Die soliden Schriftsteller teilen sich in das kleine Häuflein der Jäger und die große Gruppe der Sammler. Früher jagte Mann Großwild. Erst seitdem das Viehzeug unter Artenschutz fällt, sind es Terroristen. Gesammelt wurden in der Vergangenheit vor allem Bücher. Das ist nicht mehr zeitgemäß und deshalb sammelt der Schriftsteller von heute Wertstoffe, vor allem Rotweinflaschen. Die beliebtesten Romanciers waren zu allen Zeiten eher unsolide: Erotomanen, Säufer und Junkies.
Wolf, der ein gefühlter 68er ist, erfreut die treue Alina zu seinem Fünfzigsten in Paris mit dem ehrlichen Geständnis seines Doppellebens.

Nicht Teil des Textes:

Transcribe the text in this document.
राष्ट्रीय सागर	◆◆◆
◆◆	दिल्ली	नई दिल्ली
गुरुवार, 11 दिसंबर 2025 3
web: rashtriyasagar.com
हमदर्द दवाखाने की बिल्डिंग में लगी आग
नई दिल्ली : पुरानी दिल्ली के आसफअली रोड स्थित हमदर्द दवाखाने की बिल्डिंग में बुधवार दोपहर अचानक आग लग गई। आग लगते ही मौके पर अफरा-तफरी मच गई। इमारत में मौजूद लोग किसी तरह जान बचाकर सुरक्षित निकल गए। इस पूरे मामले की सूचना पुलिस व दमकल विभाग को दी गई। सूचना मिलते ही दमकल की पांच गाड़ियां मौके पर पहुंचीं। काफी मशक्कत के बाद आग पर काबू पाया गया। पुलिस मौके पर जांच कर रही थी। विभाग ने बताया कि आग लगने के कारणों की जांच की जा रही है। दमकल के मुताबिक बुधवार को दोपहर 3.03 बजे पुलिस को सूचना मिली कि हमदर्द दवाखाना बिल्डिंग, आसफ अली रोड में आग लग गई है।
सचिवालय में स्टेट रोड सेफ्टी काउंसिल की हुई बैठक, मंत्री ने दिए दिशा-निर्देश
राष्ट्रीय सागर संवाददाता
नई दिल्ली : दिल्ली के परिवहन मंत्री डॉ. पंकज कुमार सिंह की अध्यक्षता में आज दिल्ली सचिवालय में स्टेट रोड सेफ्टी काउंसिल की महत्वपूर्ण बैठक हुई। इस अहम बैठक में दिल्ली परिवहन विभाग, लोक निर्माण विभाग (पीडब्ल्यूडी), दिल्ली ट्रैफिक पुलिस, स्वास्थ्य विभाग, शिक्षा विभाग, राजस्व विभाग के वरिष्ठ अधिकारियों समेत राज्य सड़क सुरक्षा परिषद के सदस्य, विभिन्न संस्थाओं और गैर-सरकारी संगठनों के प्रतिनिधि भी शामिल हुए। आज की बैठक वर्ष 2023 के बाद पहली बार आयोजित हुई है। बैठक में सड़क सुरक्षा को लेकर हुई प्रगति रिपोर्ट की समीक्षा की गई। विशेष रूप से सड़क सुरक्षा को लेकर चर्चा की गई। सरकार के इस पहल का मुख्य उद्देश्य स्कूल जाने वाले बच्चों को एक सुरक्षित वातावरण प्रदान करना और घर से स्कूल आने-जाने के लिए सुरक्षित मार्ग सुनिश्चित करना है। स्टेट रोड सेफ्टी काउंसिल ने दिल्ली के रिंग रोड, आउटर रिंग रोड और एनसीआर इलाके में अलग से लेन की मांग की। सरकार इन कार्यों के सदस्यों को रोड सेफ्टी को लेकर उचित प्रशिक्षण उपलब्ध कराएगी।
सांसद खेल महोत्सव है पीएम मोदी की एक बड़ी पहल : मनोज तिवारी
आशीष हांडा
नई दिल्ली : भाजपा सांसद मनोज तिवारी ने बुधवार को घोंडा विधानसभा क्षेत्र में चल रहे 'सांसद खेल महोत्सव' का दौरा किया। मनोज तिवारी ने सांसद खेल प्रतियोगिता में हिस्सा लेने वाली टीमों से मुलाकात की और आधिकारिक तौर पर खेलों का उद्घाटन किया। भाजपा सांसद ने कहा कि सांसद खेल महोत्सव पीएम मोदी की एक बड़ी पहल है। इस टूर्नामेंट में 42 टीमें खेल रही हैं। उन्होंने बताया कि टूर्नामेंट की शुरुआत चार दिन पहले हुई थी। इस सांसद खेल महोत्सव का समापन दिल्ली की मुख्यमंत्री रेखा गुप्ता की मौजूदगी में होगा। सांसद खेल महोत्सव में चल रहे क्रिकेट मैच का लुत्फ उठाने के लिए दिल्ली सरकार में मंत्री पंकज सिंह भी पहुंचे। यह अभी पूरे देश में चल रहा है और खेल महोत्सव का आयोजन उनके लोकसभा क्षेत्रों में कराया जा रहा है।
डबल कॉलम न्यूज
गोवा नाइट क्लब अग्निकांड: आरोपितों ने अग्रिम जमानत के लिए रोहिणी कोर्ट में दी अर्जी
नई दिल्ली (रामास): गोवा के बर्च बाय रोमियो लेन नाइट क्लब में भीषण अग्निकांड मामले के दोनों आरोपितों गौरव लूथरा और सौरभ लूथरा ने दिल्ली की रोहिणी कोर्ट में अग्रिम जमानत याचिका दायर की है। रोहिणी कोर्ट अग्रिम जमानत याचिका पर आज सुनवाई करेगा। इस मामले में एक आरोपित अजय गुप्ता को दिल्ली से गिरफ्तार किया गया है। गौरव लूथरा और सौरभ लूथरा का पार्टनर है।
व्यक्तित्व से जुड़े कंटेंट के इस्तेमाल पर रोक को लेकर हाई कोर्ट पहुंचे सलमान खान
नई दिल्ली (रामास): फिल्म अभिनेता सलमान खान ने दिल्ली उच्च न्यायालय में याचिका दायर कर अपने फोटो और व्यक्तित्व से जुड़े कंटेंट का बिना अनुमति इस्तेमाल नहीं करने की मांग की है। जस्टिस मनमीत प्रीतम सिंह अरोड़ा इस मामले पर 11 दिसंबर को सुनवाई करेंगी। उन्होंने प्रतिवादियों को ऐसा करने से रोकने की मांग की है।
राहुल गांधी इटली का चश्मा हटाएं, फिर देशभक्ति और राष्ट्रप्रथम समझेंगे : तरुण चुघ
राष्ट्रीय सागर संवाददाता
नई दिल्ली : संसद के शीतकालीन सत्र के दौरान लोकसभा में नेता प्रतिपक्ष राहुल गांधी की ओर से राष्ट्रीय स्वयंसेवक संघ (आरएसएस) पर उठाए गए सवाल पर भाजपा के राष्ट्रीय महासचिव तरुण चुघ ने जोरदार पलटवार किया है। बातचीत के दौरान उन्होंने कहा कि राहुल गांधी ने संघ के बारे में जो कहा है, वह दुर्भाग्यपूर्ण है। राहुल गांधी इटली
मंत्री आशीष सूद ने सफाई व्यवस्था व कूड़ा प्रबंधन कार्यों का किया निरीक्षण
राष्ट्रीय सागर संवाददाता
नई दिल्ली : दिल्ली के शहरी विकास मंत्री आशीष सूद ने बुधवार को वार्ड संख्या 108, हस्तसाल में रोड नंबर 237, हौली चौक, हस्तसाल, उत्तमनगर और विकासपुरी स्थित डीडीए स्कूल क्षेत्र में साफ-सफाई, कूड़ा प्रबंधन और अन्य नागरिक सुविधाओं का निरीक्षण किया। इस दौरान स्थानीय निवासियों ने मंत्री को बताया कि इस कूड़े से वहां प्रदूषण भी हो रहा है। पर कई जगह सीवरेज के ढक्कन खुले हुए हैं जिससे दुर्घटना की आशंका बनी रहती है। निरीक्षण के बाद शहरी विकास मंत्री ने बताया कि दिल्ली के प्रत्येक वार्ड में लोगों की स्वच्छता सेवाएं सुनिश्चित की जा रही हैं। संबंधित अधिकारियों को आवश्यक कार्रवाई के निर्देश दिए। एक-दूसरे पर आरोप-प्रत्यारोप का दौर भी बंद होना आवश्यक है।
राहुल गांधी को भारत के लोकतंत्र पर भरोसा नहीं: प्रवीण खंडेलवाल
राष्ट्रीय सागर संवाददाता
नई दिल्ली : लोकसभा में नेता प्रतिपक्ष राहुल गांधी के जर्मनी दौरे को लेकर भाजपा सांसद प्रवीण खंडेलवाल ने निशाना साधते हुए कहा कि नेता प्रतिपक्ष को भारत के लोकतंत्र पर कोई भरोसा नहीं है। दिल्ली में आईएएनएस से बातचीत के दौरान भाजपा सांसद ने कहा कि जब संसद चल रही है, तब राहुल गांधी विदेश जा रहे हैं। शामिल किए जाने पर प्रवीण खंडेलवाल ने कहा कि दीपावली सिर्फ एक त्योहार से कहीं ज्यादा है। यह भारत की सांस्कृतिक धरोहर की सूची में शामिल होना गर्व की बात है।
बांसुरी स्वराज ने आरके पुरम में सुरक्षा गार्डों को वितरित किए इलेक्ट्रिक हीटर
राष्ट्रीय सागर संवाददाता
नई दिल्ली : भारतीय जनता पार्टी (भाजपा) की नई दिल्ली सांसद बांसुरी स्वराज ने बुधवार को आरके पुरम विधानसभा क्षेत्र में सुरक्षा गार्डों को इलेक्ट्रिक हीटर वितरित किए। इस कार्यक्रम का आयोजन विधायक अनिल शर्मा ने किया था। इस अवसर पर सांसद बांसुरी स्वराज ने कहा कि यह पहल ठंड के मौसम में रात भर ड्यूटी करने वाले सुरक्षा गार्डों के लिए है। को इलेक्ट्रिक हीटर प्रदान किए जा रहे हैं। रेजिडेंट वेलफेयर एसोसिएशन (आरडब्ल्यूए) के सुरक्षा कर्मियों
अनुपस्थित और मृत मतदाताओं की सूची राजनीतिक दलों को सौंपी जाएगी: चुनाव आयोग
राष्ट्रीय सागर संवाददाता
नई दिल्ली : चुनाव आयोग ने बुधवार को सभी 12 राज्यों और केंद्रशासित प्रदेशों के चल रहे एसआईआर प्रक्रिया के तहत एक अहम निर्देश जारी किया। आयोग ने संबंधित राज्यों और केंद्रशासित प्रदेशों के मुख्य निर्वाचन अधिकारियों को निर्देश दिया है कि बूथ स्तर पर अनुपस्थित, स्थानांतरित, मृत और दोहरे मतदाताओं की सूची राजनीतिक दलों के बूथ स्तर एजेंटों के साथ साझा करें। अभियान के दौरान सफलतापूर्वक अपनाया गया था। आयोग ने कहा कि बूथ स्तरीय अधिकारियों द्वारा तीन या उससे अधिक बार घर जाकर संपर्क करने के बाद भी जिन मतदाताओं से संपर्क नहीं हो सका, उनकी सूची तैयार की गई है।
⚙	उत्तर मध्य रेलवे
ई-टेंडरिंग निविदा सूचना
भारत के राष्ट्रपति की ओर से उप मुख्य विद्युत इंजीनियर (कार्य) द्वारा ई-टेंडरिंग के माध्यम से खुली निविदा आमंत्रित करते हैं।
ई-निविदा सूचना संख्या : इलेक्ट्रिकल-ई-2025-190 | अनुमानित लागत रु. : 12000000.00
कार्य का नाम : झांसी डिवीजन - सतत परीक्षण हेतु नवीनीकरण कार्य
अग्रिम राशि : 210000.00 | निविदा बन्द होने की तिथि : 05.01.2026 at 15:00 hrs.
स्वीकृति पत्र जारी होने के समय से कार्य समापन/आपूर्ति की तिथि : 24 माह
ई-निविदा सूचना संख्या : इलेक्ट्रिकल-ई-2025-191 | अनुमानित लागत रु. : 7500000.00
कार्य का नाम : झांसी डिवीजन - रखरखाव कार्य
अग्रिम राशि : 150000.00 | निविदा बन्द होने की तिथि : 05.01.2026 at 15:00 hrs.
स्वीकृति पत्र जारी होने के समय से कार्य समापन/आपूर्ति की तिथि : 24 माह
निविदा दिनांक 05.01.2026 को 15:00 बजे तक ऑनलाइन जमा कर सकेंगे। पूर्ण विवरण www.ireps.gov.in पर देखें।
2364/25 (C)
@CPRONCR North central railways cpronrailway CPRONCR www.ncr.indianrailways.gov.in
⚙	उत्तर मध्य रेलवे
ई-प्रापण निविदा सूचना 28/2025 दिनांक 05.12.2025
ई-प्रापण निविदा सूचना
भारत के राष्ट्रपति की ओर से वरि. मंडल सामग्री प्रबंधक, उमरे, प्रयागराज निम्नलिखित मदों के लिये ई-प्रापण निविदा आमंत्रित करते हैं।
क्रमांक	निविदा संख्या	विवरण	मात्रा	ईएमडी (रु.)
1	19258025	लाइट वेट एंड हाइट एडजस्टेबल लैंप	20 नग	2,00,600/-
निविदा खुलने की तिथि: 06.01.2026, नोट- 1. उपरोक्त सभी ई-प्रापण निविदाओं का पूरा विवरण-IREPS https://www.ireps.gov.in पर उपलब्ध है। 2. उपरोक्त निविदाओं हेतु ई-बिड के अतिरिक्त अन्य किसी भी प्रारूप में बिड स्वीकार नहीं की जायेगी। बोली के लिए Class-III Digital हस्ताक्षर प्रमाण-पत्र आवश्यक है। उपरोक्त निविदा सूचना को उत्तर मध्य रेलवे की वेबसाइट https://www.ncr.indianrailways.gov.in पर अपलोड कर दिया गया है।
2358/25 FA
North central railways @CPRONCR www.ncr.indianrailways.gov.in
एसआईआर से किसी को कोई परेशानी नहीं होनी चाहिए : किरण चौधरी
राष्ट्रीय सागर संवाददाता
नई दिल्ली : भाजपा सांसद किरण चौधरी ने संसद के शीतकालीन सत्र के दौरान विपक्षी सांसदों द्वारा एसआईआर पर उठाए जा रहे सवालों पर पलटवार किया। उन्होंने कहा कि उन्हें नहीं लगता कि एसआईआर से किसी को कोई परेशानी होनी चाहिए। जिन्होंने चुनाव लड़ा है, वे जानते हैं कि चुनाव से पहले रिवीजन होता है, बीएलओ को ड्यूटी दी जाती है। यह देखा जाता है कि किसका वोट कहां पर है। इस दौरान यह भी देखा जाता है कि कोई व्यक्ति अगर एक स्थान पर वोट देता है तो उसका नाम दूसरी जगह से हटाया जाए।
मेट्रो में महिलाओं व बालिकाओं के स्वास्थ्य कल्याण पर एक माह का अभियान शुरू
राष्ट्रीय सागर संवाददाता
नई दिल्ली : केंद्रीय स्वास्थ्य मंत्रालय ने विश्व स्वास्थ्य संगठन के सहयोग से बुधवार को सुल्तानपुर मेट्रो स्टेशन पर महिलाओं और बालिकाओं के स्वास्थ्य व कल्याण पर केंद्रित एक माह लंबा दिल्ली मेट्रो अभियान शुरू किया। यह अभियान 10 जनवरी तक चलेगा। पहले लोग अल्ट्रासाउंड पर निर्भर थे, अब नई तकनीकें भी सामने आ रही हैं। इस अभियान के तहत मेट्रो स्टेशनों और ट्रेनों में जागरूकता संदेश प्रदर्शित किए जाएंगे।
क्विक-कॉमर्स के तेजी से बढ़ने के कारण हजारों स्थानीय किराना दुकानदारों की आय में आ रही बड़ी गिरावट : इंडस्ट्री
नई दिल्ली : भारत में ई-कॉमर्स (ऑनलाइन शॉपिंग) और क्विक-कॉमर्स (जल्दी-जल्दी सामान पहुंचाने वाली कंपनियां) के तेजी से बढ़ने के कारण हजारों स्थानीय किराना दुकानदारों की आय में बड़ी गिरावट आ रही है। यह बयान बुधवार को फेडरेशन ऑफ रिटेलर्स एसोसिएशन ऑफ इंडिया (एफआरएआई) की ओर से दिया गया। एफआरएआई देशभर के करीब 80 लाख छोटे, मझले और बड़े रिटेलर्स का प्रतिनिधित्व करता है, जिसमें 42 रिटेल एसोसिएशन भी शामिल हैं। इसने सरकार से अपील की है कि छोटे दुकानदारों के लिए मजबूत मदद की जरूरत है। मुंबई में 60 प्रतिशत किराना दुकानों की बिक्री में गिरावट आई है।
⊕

Und die liebende Frau, die ihm die Dosensuppen und die Füße aufgewärmt hat, von der Steuererklärung und dem Hausputz mal ganz zu schweigen, sie lässt ihn schweren Herzens gewähren. Und Alina tut noch mehr. Als sie unheilbar erkrankt, befreit sie ihn von ihrer Gegenwart. Er soll sie nicht pflegen müssen. Denn es ist auch der Roman der großen Liebe einer Frau zu einem Mann.